Safeway and the federal Trade Commission have agreed on a constant order that requires the food chain to sell advertised items at or below the advertised prices.
Announcement was made yesterday of the government's provinsional acceptance of a consent order Safeway Stores, Inc., proposed last April, one day before its case was to go to trial.
Under the order's provisions, Safeway must post copies of food advertisements in its stores and notices to customers encouraging them to check the prices. It must also maintain "a surveillance program adequate to reveal whether it is in compliance with the order."

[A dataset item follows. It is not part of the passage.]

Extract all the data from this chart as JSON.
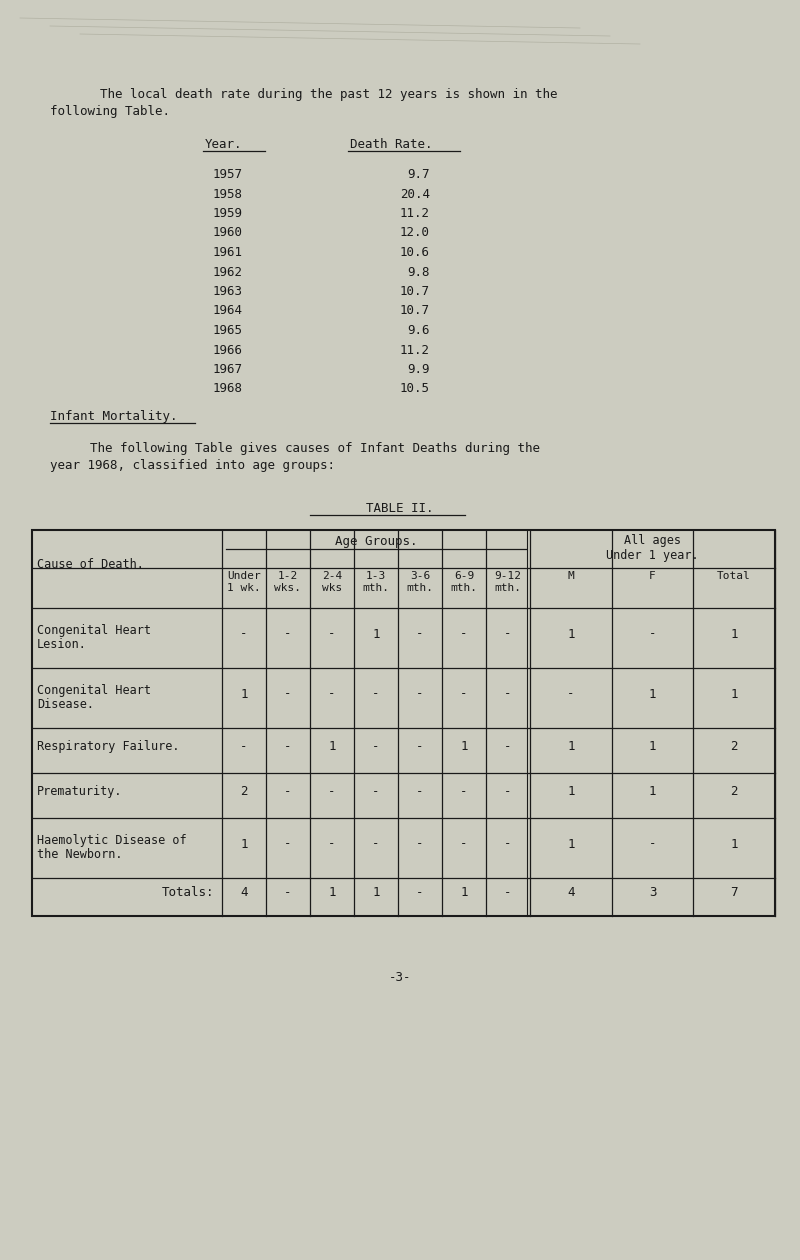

Safeway's corporate headquarters in Oakland, Calif. issued the following statement:
"The proposed order provides for policies and practices which Safeway is already following. The agreement . . specifies that there's no admission of a violation (of FTC law) on our part and it is for settlement purposes only. We feel that resolving the controversy in this manner is fair to everyone and that it will prevent needless, expensive litigation."
The complaint that Safeway was allegedly not selling items at advertised prices resulted from a 1973 FTC survery of grocery stores across the country. If found that 3 per cent of its items were either unavailable or marked with higher than advertised prices. The complaint, brought in September 1975, is based solely on pricing, not availability.
(Four Safeway stores surveyed in the Washington area were found to have less than 1 per cent (0.9) of the items were overpriced, while another 0.7 per cent were underpriced. Unavailable items were put at 2.3 per cent.)
Thus far the FTC has brought eight or nine actions against chain stores as a result of that survey. The Great Atlantic & Pacific Tea Co., Inc. (A&P), where 13 per cent of the items were too high or scarce, fought the FTC's complaint, but lost in a hearing before an administrative law judge and was ordered to cease and desist. This is the action Safeway sought to avoid by proposing consent.
Safeway, the largest supermarket chain, operates about 2,400 stores in 30 states. The 1973 FTC survey included 641 retail stores of 74 chains in 40 cities. The survey was prompted by a 1971 FTC rule that requires food stores to have on hand sufficient quantities of products they advertise on special or face the possibility of being charged with false advertising.